To foster better recycling practices, two groups - one at Royal Jubilee Hospital and the other at St. Paul’s Hospital in Vancouver - sought to implement and evaluate interventions within their dialysis units.
First, medical staff volunteers did a baseline assessment of recycling practices, by visually assessing the amount of recyclable material in a given bin (this is a common method of measuring waste, to avoid handling of biohazard materials). As per the recycling guidelines, if an estimated 0-9% of the bin was contaminated with garbage or plastic that was not recyclable, the contents were deemed suitable for recycling. Next, project volunteers implemented the interventions, which included increasing the number of bins at some sites, ensuring the bins were placed in accessible areas, and hanging educational posters above the bins with pictures of which plastic or paper products were recyclable. At Royal Jubilee, direct discussions with staff regarding good recycling practices also took place.
The post-intervention assessment of recycling practices showed a dramatic improvement. At Royal Jubilee, recycling of plastic increased from 44% to 74%; at St. Paul’s, the amount of plastic waste recycled went from 83% to 100%.
As well, surveys were completed by staff members to explore barriers to recycling. Access to bins was cited as the biggest barrier, followed by a lack of education on what items can or cannot be recycled.
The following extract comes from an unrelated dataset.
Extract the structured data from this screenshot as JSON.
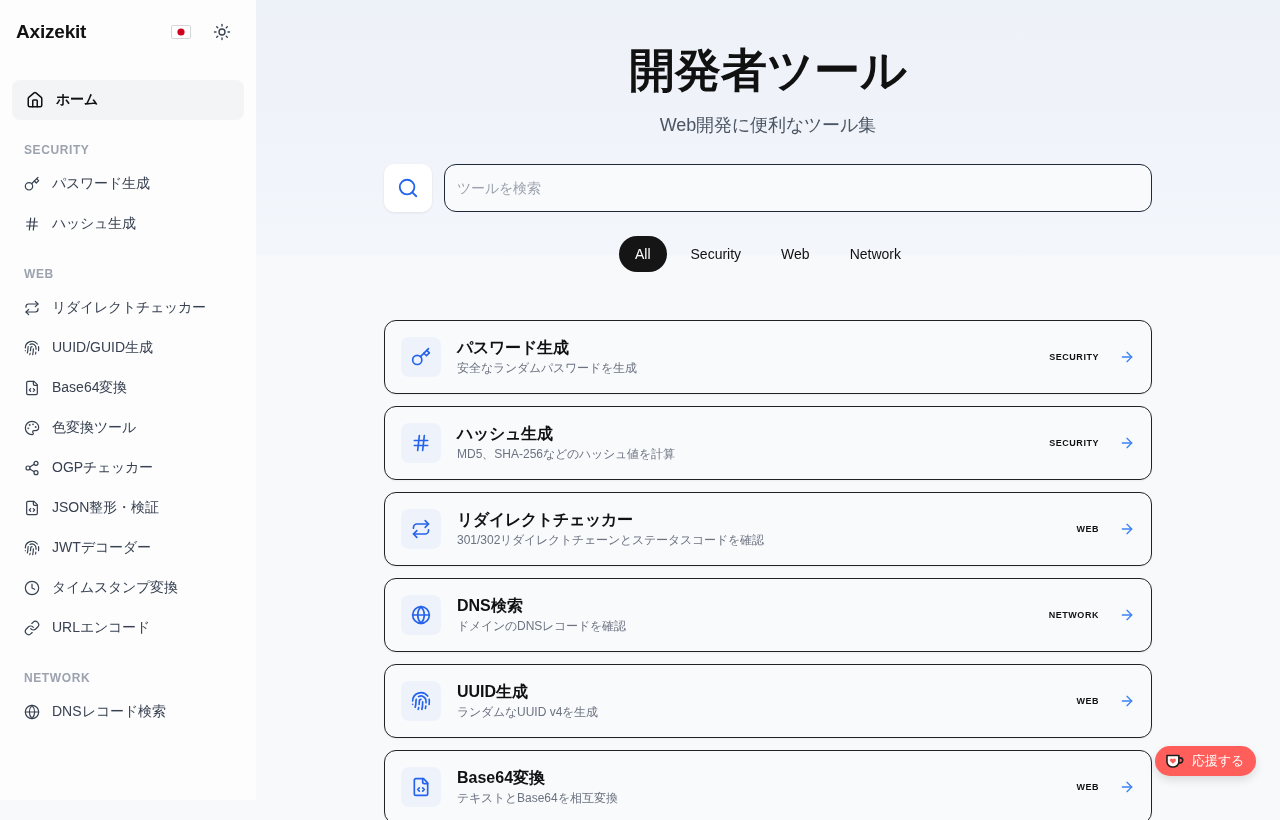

Dr. Justin Xin Bo Cheng is a nephrology fellow at St. Paul’s who helped analyze the data and co-lead the study. He reflects that education and accessibility of bins were the biggest reported barriers from staff, and adds that these issues could be easily addressed at most dialysis centres. He also notes that many staff members approached him to discuss their desires and innovative ideas to improve recycling at the workplace.
“There is so much enthusiasm for projects focused on sustainability and I think what we demonstrated is that perceived barriers can be overcome,” says Cheng, noting that this initiative required no extra funding apart from a one time cost of bin purchase. “There’s no project that is too large or small, and once you get some momentum going, more people will join in.”
While the results of the study are encouraging, Dr. Stigant points out that recycling is only one aspect of achieving a more environmentally-friendly health care system. Ultimately, she notes, interventions to prevent chronic kidney disease, as well as optimizing transplantation in eligible patients, have the potential to significantly reduce the need for plastic waste associated with dialysis.